Darity, o professor da Duke, argumentou que uma solução seria políticas que ajudassem a proteger os trabalhadores de uma crise econômica, como fazer com que o governo federal garantisse um emprego para quem quisesse. Alguns economistas apoiam políticas menos ambiciosas, como benefícios ampliados para ajudar pessoas que perdem empregos em uma recessão. Mas há pouca perspectiva de que o Congresso adote qualquer uma das abordagens ou venha em socorro novamente com grandes cheques de alívio – especialmente devido às críticas de muitos republicanos e alguns democratas de alto nível, de que a ajuda excessiva na pandemia contribuiu para a inflação hoje.
“A tragédia será que nosso governo não será capaz de ajudar as famílias ou indivíduos que precisam se outra recessão acontecer”, disse Holder.

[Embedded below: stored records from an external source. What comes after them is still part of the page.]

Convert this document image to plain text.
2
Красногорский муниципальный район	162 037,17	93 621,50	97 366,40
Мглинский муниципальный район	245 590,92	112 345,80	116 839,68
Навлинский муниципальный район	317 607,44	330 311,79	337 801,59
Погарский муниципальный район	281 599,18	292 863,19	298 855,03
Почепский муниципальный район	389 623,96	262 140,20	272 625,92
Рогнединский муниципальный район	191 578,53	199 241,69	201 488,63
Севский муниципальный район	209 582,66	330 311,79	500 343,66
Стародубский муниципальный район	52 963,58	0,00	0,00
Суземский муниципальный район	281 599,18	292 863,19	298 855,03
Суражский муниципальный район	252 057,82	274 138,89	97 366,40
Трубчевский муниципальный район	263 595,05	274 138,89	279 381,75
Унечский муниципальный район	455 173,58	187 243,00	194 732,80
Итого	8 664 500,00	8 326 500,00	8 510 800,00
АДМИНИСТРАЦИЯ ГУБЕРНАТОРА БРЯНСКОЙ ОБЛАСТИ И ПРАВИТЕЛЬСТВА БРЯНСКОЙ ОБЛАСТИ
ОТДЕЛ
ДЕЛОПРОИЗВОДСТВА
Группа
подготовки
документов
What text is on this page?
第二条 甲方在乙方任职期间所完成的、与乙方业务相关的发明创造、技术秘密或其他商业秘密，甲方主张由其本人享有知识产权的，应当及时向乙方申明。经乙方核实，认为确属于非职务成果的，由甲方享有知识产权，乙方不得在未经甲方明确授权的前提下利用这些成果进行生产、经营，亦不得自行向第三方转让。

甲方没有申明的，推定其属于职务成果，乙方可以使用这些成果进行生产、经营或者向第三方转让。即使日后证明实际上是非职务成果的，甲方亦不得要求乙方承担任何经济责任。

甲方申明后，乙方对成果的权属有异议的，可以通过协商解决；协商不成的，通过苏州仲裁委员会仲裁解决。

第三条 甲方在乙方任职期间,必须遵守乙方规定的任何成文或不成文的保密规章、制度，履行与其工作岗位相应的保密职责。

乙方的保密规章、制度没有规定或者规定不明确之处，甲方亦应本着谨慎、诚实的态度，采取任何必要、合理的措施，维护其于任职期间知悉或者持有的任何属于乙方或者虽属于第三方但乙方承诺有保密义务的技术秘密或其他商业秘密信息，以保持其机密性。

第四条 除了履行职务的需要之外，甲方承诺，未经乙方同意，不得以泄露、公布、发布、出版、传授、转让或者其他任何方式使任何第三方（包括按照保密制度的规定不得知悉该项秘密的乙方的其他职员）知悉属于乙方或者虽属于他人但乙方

Morgani Brown, 24 anos, vive e trabalha em Charlotte, Carolina do Norte, e experimentou as melhorias modestas, mas significativas, na qualidade do trabalho que muitos trabalhadores negros tiveram desde a recessão inicial da pandemia. Ela deixou um trabalho de limpeza de aeronaves na Jetstream Ground Services no Aeroporto Internacional Charlotte Douglas no ano passado porque o pagamento de US$ 10 por hora era abaixo do esperado. Mas há seis meses, o trabalho havia se tornado mais atraente.
“Eu tinha visto que eles estavam pagando mais, por US$ 14”, disse ela, “então fui e me candidatei ao Jetstream novamente”. Ela continua frustrada com algumas condições de trabalho, mas disse que a situação “acabou sendo melhor”.

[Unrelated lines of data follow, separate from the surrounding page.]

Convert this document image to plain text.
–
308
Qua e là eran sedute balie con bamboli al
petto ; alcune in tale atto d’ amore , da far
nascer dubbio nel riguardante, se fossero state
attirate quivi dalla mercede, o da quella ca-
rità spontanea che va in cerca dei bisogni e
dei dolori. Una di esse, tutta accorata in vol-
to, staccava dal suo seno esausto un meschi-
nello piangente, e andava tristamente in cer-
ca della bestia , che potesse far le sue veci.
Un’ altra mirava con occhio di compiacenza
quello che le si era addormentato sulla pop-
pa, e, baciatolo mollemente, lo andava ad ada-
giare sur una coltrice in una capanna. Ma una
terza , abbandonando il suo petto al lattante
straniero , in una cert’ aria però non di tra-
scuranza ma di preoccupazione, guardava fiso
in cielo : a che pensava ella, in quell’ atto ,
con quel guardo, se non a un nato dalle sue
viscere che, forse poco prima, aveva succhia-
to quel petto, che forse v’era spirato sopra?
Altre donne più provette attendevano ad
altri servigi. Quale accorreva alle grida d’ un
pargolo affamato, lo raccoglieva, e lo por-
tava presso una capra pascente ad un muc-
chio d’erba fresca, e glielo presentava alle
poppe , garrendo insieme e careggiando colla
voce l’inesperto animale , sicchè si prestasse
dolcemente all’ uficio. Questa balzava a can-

Com os aluguéis subindo, ela economiza dinheiro hospedando-se com o namorado e outro amigo, ambos trabalhando em um centro de atendimento da Amazon. A Sra. Brown, que tem um bebê a caminho, sabe que a gigante do comércio eletrônico recentemente reduziu sua força de trabalho. (Um funcionário da Amazon observou em uma recente teleconferência de resultados que a empresa “passou rapidamente de falta de pessoal para excesso de pessoal”.)
A Sra. Brown disse que ela e seus colegas de quarto esperavam que seus empregos pudessem resistir a qualquer crise. Mas ela começou a ouvir mais rumores sobre pessoas que ela conhece serem demitidas ou demitidas.
“Eu não sei exatamente por que”, disse ela.